Ranula (a mucocele arising from the sublingual gland) is seldom reported as a congenital lesion and if present is of the simple type (confined to the sublingual space superficial to the mylohyoid muscle). A plunging ranula (mucus extravasation from sublingual gland and its collection in the submandibular space deep to the mylohyoid) is rarely seen at birth. Our child presented with a large, symptomatic plunging ranula at birth. It was a mixed type of plunging ranula (having both an oral and a submandibular component) as described by Zhao et al.[1] There was another cystic swelling in the neck. Child's inability to breastfeed, a recurrence following aspiration and a possibility of respiratory compromise prompted us for excision. No communication was elicited between either cysts clinically, radiologically, or at surgery. Moreover, both the cysts in our patient were filled with clear mucoid fluid. Considering the fact that mucus production in oral cavity is limited to the sublingual and minor salivary glands and the oral cyst in our case was occupying both the sublingual and submandibular spaces, establishes it as a plunging ranula arising from the sublingual gland. Histologically, both the cysts had an epithelial lining with an intact basement membrane, a subepithelial tissue with dense chronic inflammatory infiltrate, congested, and dilated blood vessels, which is a characteristic of ranula.[1],[2] The occurrence of a congenital plunging ranula and its association with an ectopic salivary gland cyst in the neck is unique to our case and has not been previously reported.
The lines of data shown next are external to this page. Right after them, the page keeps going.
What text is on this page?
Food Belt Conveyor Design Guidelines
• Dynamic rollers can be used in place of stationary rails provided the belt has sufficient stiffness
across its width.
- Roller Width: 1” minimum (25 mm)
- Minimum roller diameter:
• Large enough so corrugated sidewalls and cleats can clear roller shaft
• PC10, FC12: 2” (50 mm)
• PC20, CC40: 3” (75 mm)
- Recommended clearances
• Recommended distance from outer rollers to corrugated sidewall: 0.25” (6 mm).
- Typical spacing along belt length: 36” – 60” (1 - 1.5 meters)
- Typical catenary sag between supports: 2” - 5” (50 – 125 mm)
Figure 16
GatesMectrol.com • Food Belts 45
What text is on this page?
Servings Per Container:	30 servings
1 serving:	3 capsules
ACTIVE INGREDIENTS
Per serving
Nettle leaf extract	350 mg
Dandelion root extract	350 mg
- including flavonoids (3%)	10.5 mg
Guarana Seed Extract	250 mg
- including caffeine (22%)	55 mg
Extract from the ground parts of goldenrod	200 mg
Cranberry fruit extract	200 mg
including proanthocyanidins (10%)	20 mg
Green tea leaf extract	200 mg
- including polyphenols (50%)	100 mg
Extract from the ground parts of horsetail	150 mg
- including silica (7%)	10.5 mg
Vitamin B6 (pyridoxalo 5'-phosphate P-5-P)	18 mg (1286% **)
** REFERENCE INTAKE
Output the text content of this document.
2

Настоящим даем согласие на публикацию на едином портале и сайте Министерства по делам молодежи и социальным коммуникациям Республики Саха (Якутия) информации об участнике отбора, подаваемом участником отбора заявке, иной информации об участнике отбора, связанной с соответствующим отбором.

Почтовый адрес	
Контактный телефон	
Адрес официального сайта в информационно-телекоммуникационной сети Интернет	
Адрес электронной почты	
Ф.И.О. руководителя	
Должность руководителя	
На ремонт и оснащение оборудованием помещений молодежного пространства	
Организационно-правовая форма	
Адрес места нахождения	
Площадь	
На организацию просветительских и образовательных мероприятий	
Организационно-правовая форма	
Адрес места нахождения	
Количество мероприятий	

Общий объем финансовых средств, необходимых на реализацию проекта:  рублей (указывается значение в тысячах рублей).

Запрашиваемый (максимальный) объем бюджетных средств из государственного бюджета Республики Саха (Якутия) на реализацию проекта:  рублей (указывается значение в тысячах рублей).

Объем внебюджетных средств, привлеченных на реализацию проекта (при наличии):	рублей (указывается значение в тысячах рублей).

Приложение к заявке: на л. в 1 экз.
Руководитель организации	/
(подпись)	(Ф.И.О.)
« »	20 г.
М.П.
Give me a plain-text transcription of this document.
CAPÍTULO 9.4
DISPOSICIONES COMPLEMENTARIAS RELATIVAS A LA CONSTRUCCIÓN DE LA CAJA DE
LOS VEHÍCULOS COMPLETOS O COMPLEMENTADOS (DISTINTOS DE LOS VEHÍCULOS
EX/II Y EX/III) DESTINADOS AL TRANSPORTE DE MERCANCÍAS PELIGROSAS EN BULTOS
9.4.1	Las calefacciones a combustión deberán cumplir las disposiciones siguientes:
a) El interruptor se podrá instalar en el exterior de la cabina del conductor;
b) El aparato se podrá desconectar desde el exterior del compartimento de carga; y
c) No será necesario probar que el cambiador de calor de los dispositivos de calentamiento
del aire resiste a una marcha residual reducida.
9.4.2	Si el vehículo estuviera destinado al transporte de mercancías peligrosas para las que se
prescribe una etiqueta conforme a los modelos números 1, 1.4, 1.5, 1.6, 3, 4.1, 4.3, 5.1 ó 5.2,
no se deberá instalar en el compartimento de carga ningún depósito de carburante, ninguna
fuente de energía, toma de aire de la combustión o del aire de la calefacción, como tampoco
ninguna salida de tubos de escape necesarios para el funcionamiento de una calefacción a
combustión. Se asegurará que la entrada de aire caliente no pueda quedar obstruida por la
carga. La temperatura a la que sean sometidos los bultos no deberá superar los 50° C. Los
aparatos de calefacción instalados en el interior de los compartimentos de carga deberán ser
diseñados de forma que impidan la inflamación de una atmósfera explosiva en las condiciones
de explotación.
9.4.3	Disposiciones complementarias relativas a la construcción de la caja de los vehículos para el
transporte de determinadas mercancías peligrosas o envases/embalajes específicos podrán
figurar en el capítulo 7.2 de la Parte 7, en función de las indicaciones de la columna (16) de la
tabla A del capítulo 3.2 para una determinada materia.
The etiology and pathophysiology of congenital ranula are not clear and is said to be due either to ductal atresia or acinus dilatation.[3] On the other hand, plunging ranula is a type of extravasation cyst that is formed by rupture of the sublingual gland acini secondary to trauma or duct obstruction. The saliva either travels over the back of mylohyoid muscle or drains directly through the muscle to enter the submandibular space. In the latter case, it is speculated that a part of sublingual gland herniates through a preexisting hiatus in the mylohyoid muscle and gets constricted by it leading to its rupture with persistent extravasation of mucus from the ruptured acini.[4],[5]

Gaps in mylohyoid muscle are reported in 10%–72% of cases at cadaveric dissections and in 77% CT studies performed in asymptomatic individuals.[6] Human embryo dissections have shown these gaps as early as 8 weeks of gestations.[7] The sublingual gland anlage also appears around this time.[8] In our case, it is possible that part of the early budding sublingual anlage herniated through a defect in the developing mylohyoid and the constricting effect of the muscle resulted in some of it getting separated. Since this tissue was immature (precanalised stage), constriction resulted in separation rather than rupture of acini which happens in a mature secreting gland. With foetal lengthening, the detached segment gravitated to the adjoining subcutaneous space in the neck. Subsequent maturation, canalization, and onset of secretory function resulted in the formation of a mucus filled, ectopic salivary cyst in the neck. The remaining unsequestrated, herniated sublingual anlage developed later as a cyst extending into the submandibular space (plunging ranula).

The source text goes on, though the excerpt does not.